Open krizhanovsky opened 8 years ago
Please add to the Wiki folliowing minutes from our discussion. We can not replace the limit by the combination of connection and request rate limiting because such limiting doesn't differentiate sessions with valid sticky cookie and sessions established w/o sticky cookie enforcement.
Also we came up with introducing hard and soft limits:
Need drop the session, send a redirect request and require a new cookie for clients working through a proxy instead of closing the connection
Comment https://github.com/tempesta-tech/tempesta/issues/598#issuecomment-463230068 is essentially about https://github.com/tempesta-tech/tempesta/issues/1045 .
Please also note discussion https://github.com/tempesta-tech/tempesta/pull/1178/files#r255150323 : probably there is a dependency between session lifetime, sessions rate limit, and/or frang limits.
A good user experience in JS challenge requires soft and hard limits in #1102 , so mark the issue as crucial.
We account not only HTTP sessions but also endpoint client hidden behind anonymous HTTP proxy. It makes sense to limit number of concurrent clients behind a proxy. Just to avoid unlimited population of the client
database. Bit in the same time, each client behind proxy should receive it's own HTTP session and we don't need to introduce special limit for concurrent clients behind proxy.

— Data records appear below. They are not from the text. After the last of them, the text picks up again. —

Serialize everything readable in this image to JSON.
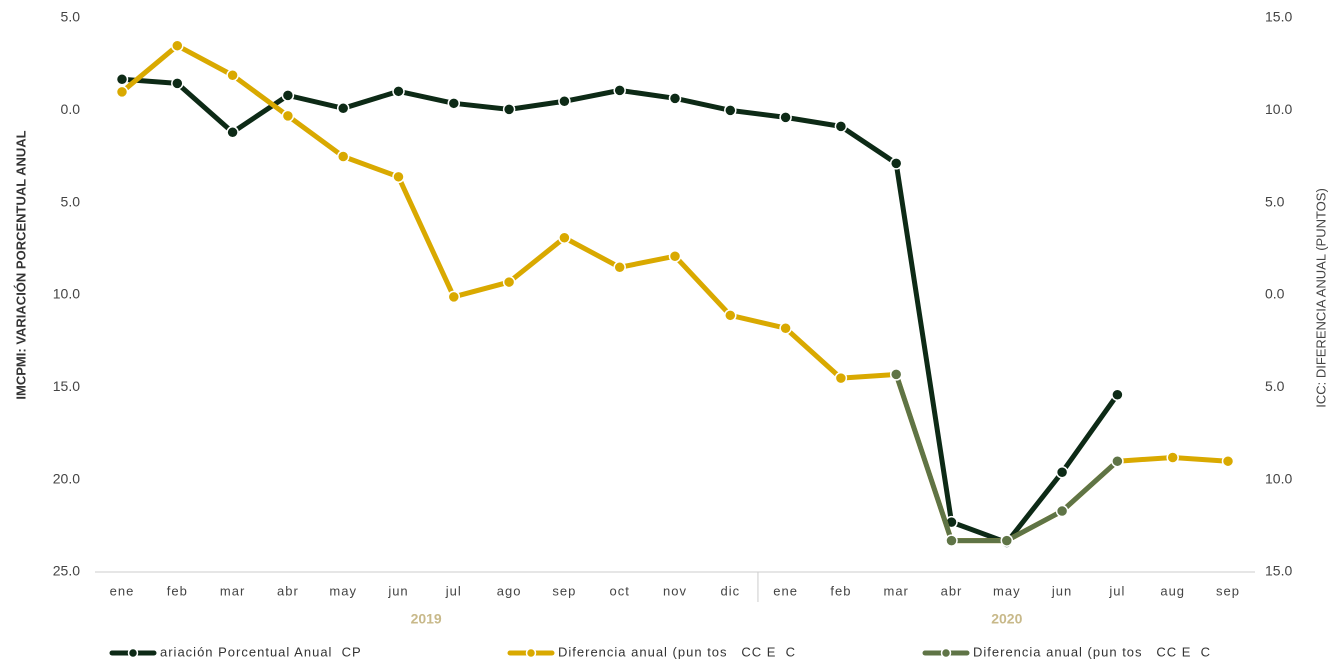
{
  "chart_data": {
    "type": "line",
    "y_label": "IMCPMI: VARIACIÓN PORCENTUAL ANUAL",
    "y2_label": "ICC: DIFERENCIA ANUAL (PUNTOS)",
    "categories": [
      "ene",
      "feb",
      "mar",
      "abr",
      "may",
      "jun",
      "jul",
      "ago",
      "sep",
      "oct",
      "nov",
      "dic",
      "ene",
      "feb",
      "mar",
      "abr",
      "may",
      "jun",
      "jul",
      "aug",
      "sep"
    ],
    "year_labels": [
      "2019",
      "2020"
    ],
    "ylim": [
      -25,
      5
    ],
    "yticks": [
      {
        "value": 5,
        "label": "5.0"
      },
      {
        "value": 0,
        "label": "0.0"
      },
      {
        "value": -5,
        "label": "5.0"
      },
      {
        "value": -10,
        "label": "10.0"
      },
      {
        "value": -15,
        "label": "15.0"
      },
      {
        "value": -20,
        "label": "20.0"
      },
      {
        "value": -25,
        "label": "25.0"
      }
    ],
    "y2lim": [
      -15,
      15
    ],
    "y2ticks": [
      {
        "value": 15,
        "label": "15.0"
      },
      {
        "value": 10,
        "label": "10.0"
      },
      {
        "value": 5,
        "label": "5.0"
      },
      {
        "value": 0,
        "label": "0.0"
      },
      {
        "value": -5,
        "label": "5.0"
      },
      {
        "value": -10,
        "label": "10.0"
      },
      {
        "value": -15,
        "label": "15.0"
      }
    ],
    "grid": false,
    "series": [
      {
        "name": "ariación Porcentual Anual  CP",
        "color": "#0d2a16",
        "axis": "y",
        "values": [
          1.68,
          1.46,
          -1.19,
          0.81,
          0.11,
          1.03,
          0.38,
          0.05,
          0.49,
          1.08,
          0.65,
          0.0,
          -0.38,
          -0.87,
          -2.87,
          -22.3,
          -23.4,
          -19.6,
          -15.4,
          null,
          null
        ]
      },
      {
        "name": "Diferencia anual (pun tos   CC E  C",
        "color": "#d9a900",
        "axis": "y2",
        "values": [
          11.0,
          13.5,
          11.9,
          9.7,
          7.5,
          6.4,
          -0.1,
          0.7,
          3.1,
          1.5,
          2.1,
          -1.1,
          -1.8,
          -4.5,
          -4.3,
          -13.3,
          -13.3,
          -11.7,
          -9.0,
          -8.8,
          -9.0
        ]
      },
      {
        "name": "Diferencia anual (pun tos   CC E  C",
        "color": "#5f7446",
        "axis": "y2",
        "values": [
          null,
          null,
          null,
          null,
          null,
          null,
          null,
          null,
          null,
          null,
          null,
          null,
          null,
          null,
          -4.3,
          -13.3,
          -13.3,
          -11.7,
          -9.0,
          null,
          null
        ]
      }
    ]
  }
}
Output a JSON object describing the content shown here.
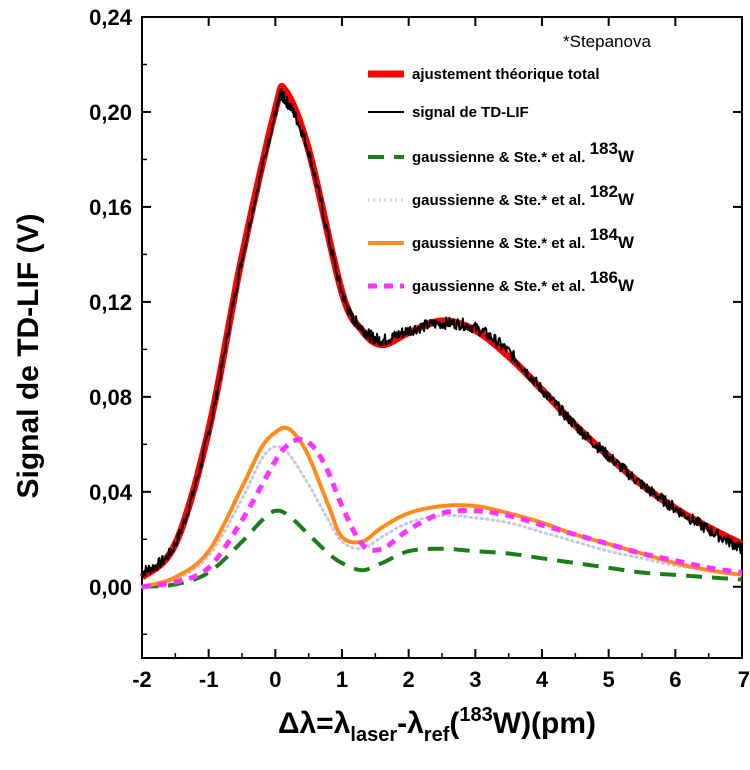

Still it can be suspicious when multiple different clients behind proxy share the same sessions, no matter whether they're behind the same proxy or not.
Depends on #235 , linked with #1045
To fight against cookie aware DDoS bots more efficiently Frang must implement new HTTP sessions rate limits: concurrent sessions from the peer, new sessions per time unit for the peer with burst control and maximum number/rate limit of wrong sticky cookie values (see comment in
tfw_http_sticky_req_process()
).Please update Wiki documentation https://github.com/tempesta-tech/tempesta/wiki/DDoS-mitigation and https://github.com/tempesta-tech/tempesta/wiki/Frang . Also don't forget to create a test issue.
A functional test for this issue and #1045 is required.